Life Imitates Heart

Feminist Book Club: The Purity Myth by Jessica Valenti

My friends and I created a feminist book club on Facebook to engage and discuss feminist topics. Our inaugural choice was The Purity Myth by writer and feminist activist Jessica Valenti.
The Purity Myth by Jessica Valenti (via Goodreads)

The Purity Myth by Jessica Valenti (via Goodreads)

The subtitle of the book says it all: “How America’s Obsession with Virginity is Hurting Young Women”. The focus of Valenti’s novel is the double standard that girls and women face when it comes to sex. We are living in the 21st century but many people still believe that women must be the gatekeepers of sex, that it is their duty to neither desire nor engage in sexual activities while also delicately managing the sexual urges of men.

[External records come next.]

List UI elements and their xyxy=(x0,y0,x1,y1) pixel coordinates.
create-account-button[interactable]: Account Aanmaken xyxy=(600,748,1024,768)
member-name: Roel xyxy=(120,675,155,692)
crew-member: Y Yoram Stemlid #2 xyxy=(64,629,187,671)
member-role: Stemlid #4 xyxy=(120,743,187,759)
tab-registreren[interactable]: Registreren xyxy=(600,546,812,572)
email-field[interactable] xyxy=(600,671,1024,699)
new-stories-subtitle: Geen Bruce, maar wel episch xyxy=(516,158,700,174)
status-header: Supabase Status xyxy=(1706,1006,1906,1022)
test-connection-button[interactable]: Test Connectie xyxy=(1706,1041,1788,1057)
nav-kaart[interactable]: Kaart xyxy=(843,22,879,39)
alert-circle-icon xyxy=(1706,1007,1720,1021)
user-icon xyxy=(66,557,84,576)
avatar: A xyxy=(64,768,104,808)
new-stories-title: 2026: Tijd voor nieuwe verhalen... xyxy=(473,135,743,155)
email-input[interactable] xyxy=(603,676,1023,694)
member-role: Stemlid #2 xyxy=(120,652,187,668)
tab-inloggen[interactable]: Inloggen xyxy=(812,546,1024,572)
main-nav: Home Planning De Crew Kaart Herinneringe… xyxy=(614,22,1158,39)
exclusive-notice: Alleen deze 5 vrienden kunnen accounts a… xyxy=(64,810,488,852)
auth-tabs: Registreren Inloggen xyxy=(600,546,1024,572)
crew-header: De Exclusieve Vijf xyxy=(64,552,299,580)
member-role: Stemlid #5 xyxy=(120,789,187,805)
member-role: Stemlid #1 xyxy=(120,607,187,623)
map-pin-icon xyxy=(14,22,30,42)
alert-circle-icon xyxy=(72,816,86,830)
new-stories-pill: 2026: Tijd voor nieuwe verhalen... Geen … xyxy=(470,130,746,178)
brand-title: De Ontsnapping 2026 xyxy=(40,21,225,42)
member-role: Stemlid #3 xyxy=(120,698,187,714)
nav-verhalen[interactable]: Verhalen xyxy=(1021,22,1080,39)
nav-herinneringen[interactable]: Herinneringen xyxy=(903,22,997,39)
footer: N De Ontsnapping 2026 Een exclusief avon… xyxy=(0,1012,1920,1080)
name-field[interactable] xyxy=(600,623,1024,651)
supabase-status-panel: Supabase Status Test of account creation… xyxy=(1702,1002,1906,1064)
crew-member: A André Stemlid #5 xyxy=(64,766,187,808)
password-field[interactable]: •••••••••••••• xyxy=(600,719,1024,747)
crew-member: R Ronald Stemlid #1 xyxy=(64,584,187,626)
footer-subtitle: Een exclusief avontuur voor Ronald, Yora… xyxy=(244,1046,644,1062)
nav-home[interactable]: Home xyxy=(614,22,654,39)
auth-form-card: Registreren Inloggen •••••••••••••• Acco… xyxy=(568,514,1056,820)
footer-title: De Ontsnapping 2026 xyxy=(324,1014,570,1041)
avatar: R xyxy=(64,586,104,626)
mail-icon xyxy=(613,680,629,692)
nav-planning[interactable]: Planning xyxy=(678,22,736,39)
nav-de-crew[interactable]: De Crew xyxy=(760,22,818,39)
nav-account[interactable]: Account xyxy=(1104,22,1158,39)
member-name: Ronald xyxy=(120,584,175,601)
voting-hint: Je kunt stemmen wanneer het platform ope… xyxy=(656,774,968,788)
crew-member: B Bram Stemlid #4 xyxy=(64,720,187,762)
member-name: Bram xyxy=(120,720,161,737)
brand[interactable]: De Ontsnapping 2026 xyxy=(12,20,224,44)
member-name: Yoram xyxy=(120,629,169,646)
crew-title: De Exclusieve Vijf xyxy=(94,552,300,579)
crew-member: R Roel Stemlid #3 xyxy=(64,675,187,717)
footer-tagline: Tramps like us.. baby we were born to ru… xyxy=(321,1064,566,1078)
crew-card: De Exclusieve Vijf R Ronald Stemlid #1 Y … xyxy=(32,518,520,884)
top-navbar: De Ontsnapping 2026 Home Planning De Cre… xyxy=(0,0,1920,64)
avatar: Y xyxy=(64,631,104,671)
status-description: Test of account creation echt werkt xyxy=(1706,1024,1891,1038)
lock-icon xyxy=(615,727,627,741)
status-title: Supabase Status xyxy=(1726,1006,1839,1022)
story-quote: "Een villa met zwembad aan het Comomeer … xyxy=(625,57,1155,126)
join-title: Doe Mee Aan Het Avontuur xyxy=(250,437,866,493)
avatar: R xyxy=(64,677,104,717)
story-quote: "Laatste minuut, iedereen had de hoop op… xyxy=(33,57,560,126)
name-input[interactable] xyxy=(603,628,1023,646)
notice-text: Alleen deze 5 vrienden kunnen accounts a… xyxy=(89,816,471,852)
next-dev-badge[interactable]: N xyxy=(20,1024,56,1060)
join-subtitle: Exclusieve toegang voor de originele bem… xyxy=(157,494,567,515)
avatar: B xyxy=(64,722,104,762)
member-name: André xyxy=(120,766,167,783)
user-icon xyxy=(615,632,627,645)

As an outstanding feminist activist and writer, Jessica Valenti uses The Purity Myth to call bullshit. She argues that “the purity myth” — the myth that girls are only pure, wholesome, worthy, and desirable if they’re sexually inexperienced — as well as our country’s obsession with female virginity, harms the very girls this idea wants us to believe is protecting them. A woman’s value, her personhood, and her morality are all reduced to a single act or lack thereof. Apparently, women can’t both have sex and be good. Perhaps worst of all is that the purity myth is perpetuated through so many avenues (Valenti discusses creepy-as-all-hell purity balls, abstinence-only education, slut shaming, porn, law, masculinity and sexual violence against women), but never takes into account what it is that young women actually want.

Valenti also addresses the societal white-washing of the purity myth. Purity, here, is made of one cloth: white, straight, and cisgender. Women of color are not afforded the same model of purity (nor are members of the LGBTQ+ community). Women of color are measured by different standards; standards that assume, from the beginning, that by not being born white, a WOC’s impurity is assumed. A default. The purity myth wrongly perpetuates a stereotype of victimized white women against promiscuous women of color.

If you haven’t come across Valenti’s work before, she is a force. She takes no quarter in her dissection of our country’s (female) virginity obsession. At times the book was repetitive, but all to hammer home Valenti’s point: the purity myth harms everyone: young women, young men, and the parents/caregivers that raise them. Valenti has an entire book full of insightful arguments, but she leaves the most important one for the end. Women, it turns out, are perfectly capable of making their own decisions about sex. They do not need to be policed, shamed, or made to feel their bodies are a commodity for only other people to partake in and enjoy. Women are autonomous, free-thinking, free-feeling individuals with their own autonomous desires.

In one of the final chapters of the book, Valenti says, “trusting women is a radical act.” You don’t have to look further than the way we treat most rape allegations to understand how deeply conditioned we are to mistrust women. Trusting women may be radical, but it’s necessary. Pulling the wool over their eyes or shaming their choices doesn’t stop them from acting on their desires, it just allows them to act without being well-informed. It asks them to be a passive participant in a two-person act. And under the light of the #MeToo movement, it also hinders their ability to express what they want and don’t want in a sexual relationship.

Trust your daughters, The Purity Myth urges. Open up the dialogue, answer their questions. Provide them with the tools they need in order to engage in healthy, communicative relationships. Discard the outdated notion that women have to both protect and be protected because, listen, we got this. We have enough to deal with without the whole country’s misguided concerns lining our underwear.

4/5 stars

Quick note: The Purity Myth was published in 2010, prior to many changes President Obama’s administration made to the national sex ed curriculum, including allocating government funding to comprehensive sex ed programs. It would be interesting to see a follow up to this book to learn how attitudes, beliefs, and statistics changed during Obama’s eight years in office.

Trump, of course, has gutted that funding and replaced it with abstinence-only programs (which have been proven ineffective at preventing teen pregnancy).